Ao mesmo tempo, reforça tal pensamento quando diz,

“Se se deseja estudar a questão agrária segundo o método de Marx, não se deve equacionar apenas o problema de saber se a pequena exploração tem ou não futuro na agricultura. Deve-se, ao contrário, pesquisar todos as transformações experimentadas por esta última no decurso do regime de produção capitalista. Deve-se pesquisar se e como o capital se apodera da agricultura, revolucionando-a, subvertendo as antigas formas de produção e de propriedade,
criando a necessidade novas formas” (KAUTSKY, 1980, p.28).

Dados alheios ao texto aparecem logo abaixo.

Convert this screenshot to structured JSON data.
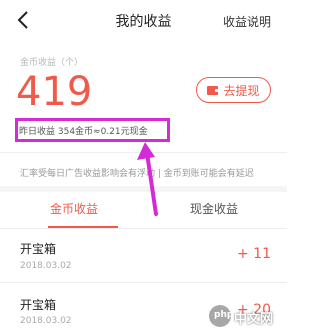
{
  "header": {
    "title": "我的收益",
    "help_label": "收益说明"
  },
  "balance": {
    "label": "金币收益（个）",
    "value": "419"
  },
  "withdraw": {
    "label": "去提现"
  },
  "yesterday": {
    "text": "昨日收益 354金币≈0.21元现金"
  },
  "notice": {
    "text": "汇率受每日广告收益影响会有浮动 | 金币到账可能会有延迟"
  },
  "tabs": [
    {
      "label": "金币收益",
      "active": true
    },
    {
      "label": "现金收益",
      "active": false
    }
  ],
  "records": [
    {
      "title": "开宝箱",
      "date": "2018.03.02",
      "amount": "+ 11"
    },
    {
      "title": "开宝箱",
      "date": "2018.03.02",
      "amount": "+ 20"
    }
  ],
  "watermark": {
    "logo_text": "php",
    "text": "中文网"
  },
  "colors": {
    "accent": "#ef5a4b",
    "highlight": "#d52bd6"
  }
}
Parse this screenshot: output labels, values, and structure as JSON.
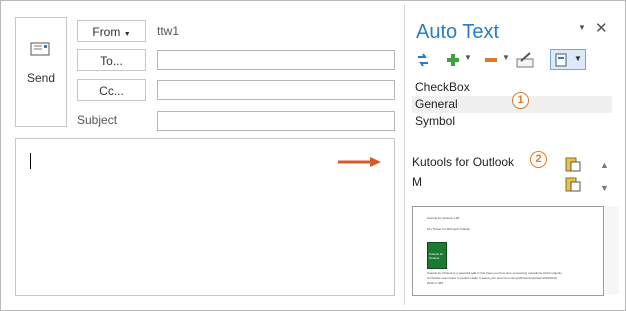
{
  "compose": {
    "send_label": "Send",
    "from_label": "From",
    "from_value": "ttw1",
    "to_label": "To...",
    "cc_label": "Cc...",
    "subject_label": "Subject"
  },
  "pane": {
    "title": "Auto Text",
    "categories": [
      "CheckBox",
      "General",
      "Symbol"
    ],
    "entries": [
      "Kutools for Outlook",
      "M"
    ],
    "markers": [
      "1",
      "2"
    ]
  },
  "preview": {
    "lines": [
      "Kutools for Outlook 1.00",
      "10+ Power for Microsoft Outlook",
      "Kutools for Outlook is a powerful add-in that frees you from time-consuming operations which majority",
      "of Outlook users have to perform daily. It saves your time from using Microsoft Outlook 2010/2013,",
      "2016 or 365"
    ],
    "book_caption": "Kutools for Outlook"
  },
  "colors": {
    "accent": "#2a7cc7",
    "marker": "#e0782a",
    "arrow": "#d35b2a"
  }
}
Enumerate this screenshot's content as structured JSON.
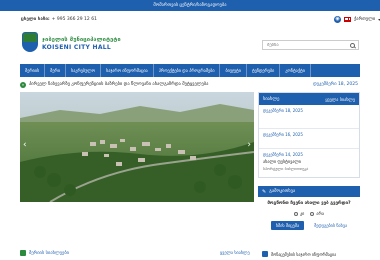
{
  "topbar": {
    "text": "მომართვის ცენტრი/საზოგადოება"
  },
  "contact": {
    "label": "ცხელი ხაზი:",
    "value": "+ 995 366 29 12 61"
  },
  "language": {
    "label": "ქართული"
  },
  "logo": {
    "title": "ჯიბელის მუნიციპალიტეტი",
    "subtitle": "KOISENI CITY HALL"
  },
  "search": {
    "placeholder": "ძებნა"
  },
  "nav": {
    "items": [
      {
        "label": "მერიის"
      },
      {
        "label": "მერი"
      },
      {
        "label": "საკრებულო"
      },
      {
        "label": "საჯარო ინფორმაცია"
      },
      {
        "label": "პროექტები და პროგრამები"
      },
      {
        "label": "ბიუჯეტი"
      },
      {
        "label": "ტენდერები"
      },
      {
        "label": "კონტაქტი"
      }
    ]
  },
  "ticker": {
    "text": "პირველ ნახევარზე კონფერენციის ბაზრები და წლოვანი ახალგაზრდა მეტყველება",
    "date": "დეკემბერი 18, 2025"
  },
  "news": {
    "title": "სიახლე",
    "all_link": "ყველა სიახლე",
    "items": [
      {
        "date": "დეკემბერი 18, 2025",
        "title": "",
        "sub": ""
      },
      {
        "date": "დეკემბერი 16, 2025",
        "title": "",
        "sub": ""
      },
      {
        "date": "დეკემბერი 14, 2025",
        "title": "ახალი ფესტივალი",
        "sub": "სპორტული ბიბლიოთეკა"
      }
    ]
  },
  "poll": {
    "title": "გამოკითხვა",
    "question": "მოგწონთ ჩვენი ახალი ვებ გვერდი?",
    "option_yes": "კი",
    "option_no": "არა",
    "vote_button": "ხმის მიცემა",
    "results_link": "შედეგების ნახვა"
  },
  "bottom": {
    "left_label": "მერიის სიახლეები",
    "more_link": "ყველა სიახლე",
    "right_label": "მონაცემების საჯარო ინფორმაცია"
  },
  "colors": {
    "brand_blue": "#1e5fae",
    "brand_green": "#2b8a3e"
  }
}
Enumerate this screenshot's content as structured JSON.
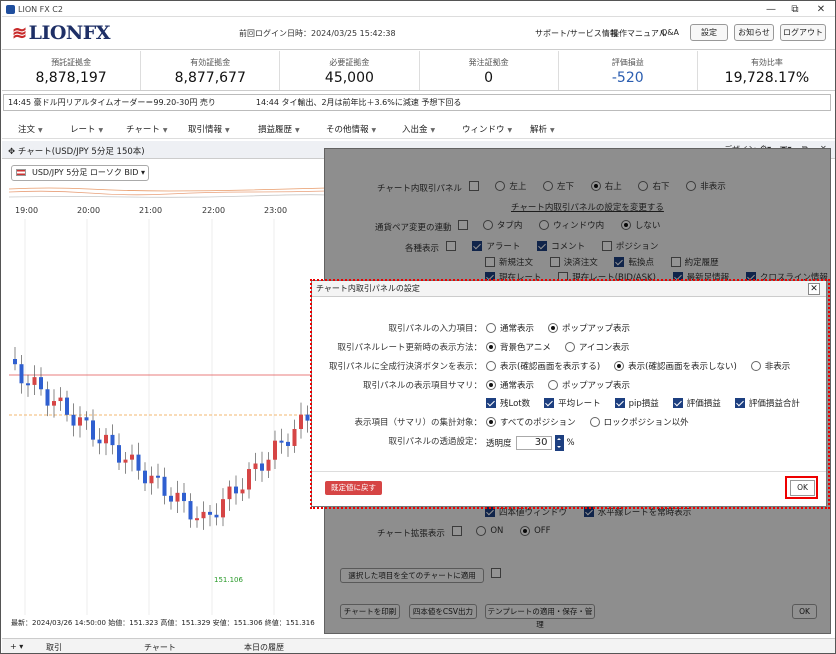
{
  "window": {
    "title": "LION FX C2",
    "controls": [
      "—",
      "⧉",
      "✕"
    ]
  },
  "header": {
    "logo": "LIONFX",
    "last_login": "前回ログイン日時：2024/03/25 15:42:38",
    "links": [
      "サポート/サービス情報",
      "操作マニュアル",
      "Q&A"
    ],
    "buttons": [
      "設定",
      "お知らせ",
      "ログアウト"
    ]
  },
  "summary": [
    {
      "label": "預託証拠金",
      "value": "8,878,197"
    },
    {
      "label": "有効証拠金",
      "value": "8,877,677"
    },
    {
      "label": "必要証拠金",
      "value": "45,000"
    },
    {
      "label": "発注証拠金",
      "value": "0"
    },
    {
      "label": "評価損益",
      "value": "-520"
    },
    {
      "label": "有効比率",
      "value": "19,728.17%"
    }
  ],
  "ticker": "14:45  豪ドル円リアルタイムオーダー＝99.20-30円  売り　　　　　14:44  タイ輸出、2月は前年比＋3.6%に減速  予想下回る",
  "menu": [
    "注文",
    "レート",
    "チャート",
    "取引情報",
    "損益履歴",
    "その他情報",
    "入出金",
    "ウィンドウ",
    "解析"
  ],
  "chart": {
    "title": "チャート(USD/JPY 5分足 150本)",
    "pair_select": "USD/JPY 5分足 ローソク BID",
    "time_labels": [
      "19:00",
      "20:00",
      "21:00",
      "22:00",
      "23:00"
    ],
    "low_label": "151.106",
    "info": "最新：2024/03/26 14:50:00  始値：151.323  高値：151.329  安値：151.306  終値：151.316",
    "design_label": "デザイン"
  },
  "bottom_tabs": [
    "取引",
    "チャート",
    "本日の履歴"
  ],
  "panel": {
    "trade_panel_label": "チャート内取引パネル",
    "trade_panel_options": [
      "左上",
      "左下",
      "右上",
      "右下",
      "非表示"
    ],
    "trade_panel_selected": 2,
    "trade_panel_link": "チャート内取引パネルの設定を変更する",
    "pair_change_label": "通貨ペア変更の連動",
    "pair_change_options": [
      "タブ内",
      "ウィンドウ内",
      "しない"
    ],
    "pair_change_selected": 2,
    "display_label": "各種表示",
    "display_items": [
      {
        "label": "アラート",
        "on": true
      },
      {
        "label": "コメント",
        "on": true
      },
      {
        "label": "ポジション",
        "on": false
      },
      {
        "label": "新規注文",
        "on": false
      },
      {
        "label": "決済注文",
        "on": false
      },
      {
        "label": "転換点",
        "on": true
      },
      {
        "label": "約定履歴",
        "on": false
      },
      {
        "label": "現在レート",
        "on": true
      },
      {
        "label": "現在レート(BID/ASK)",
        "on": false
      },
      {
        "label": "最新足情報",
        "on": true
      },
      {
        "label": "クロスライン情報",
        "on": true
      }
    ],
    "lower_row1": [
      "四本値ウィンドウ",
      "水平線レートを常時表示"
    ],
    "extend_label": "チャート拡張表示",
    "extend_options": [
      "ON",
      "OFF"
    ],
    "extend_selected": 1,
    "apply_all": "選択した項目を全てのチャートに適用",
    "print_btn": "チャートを印刷",
    "csv_btn": "四本値をCSV出力",
    "template_btn": "テンプレートの適用・保存・管理",
    "ok_btn": "OK"
  },
  "dialog": {
    "title": "チャート内取引パネルの設定",
    "rows": [
      {
        "label": "取引パネルの入力項目：",
        "options": [
          "通常表示",
          "ポップアップ表示"
        ],
        "selected": 1
      },
      {
        "label": "取引パネルレート更新時の表示方法：",
        "options": [
          "背景色アニメ",
          "アイコン表示"
        ],
        "selected": 0
      },
      {
        "label": "取引パネルに全成行決済ボタンを表示：",
        "options": [
          "表示(確認画面を表示する)",
          "表示(確認画面を表示しない)",
          "非表示"
        ],
        "selected": 1
      },
      {
        "label": "取引パネルの表示項目サマリ：",
        "options": [
          "通常表示",
          "ポップアップ表示"
        ],
        "selected": 0
      },
      {
        "label": "表示項目（サマリ）の集計対象：",
        "options": [
          "すべてのポジション",
          "ロックポジション以外"
        ],
        "selected": 0
      }
    ],
    "summary_checks": [
      {
        "label": "残Lot数",
        "on": true
      },
      {
        "label": "平均レート",
        "on": true
      },
      {
        "label": "pip損益",
        "on": true
      },
      {
        "label": "評価損益",
        "on": true
      },
      {
        "label": "評価損益合計",
        "on": true
      }
    ],
    "opacity_label": "取引パネルの透過設定：",
    "opacity_prefix": "透明度",
    "opacity_value": "30",
    "opacity_unit": "%",
    "reset_btn": "既定値に戻す",
    "ok_btn": "OK"
  },
  "colors": {
    "accent": "#1d3f80",
    "red": "#e00000",
    "up": "#d64545",
    "down": "#2f5fd0"
  }
}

A grande discussão sobre a teoria de Marx não deve ser sobre sua aplicação ou não à agricultura, mas o foco de análise seria sobre a importância de enxergar a capturação do espaço agrário pelo capital de forma desigual e combinada, gerando desequilíbrios sociais no espaço agrário mundial, principalmente nos países em desenvolvimento. O sistema de produção capitalista origina-se primeiramente nas cidades e consequentemente nas atividades industriais. Com isso, as atividades rurais passaram um longo período sem sofrer a influência direta do modelo de produção capitalista. Nesse contexto, as características das famílias camponesas da Idade Média eram marcadas pela produção de gêneros alimentícios para o autoconsumo, mas também construíam suas casas, seus utensílios domésticos, fabricavam grosseiramente suas roupas, dentre outras atividades que proporcionavam maior autonomia e segurança diante das adversidades naturais, sociais e políticas.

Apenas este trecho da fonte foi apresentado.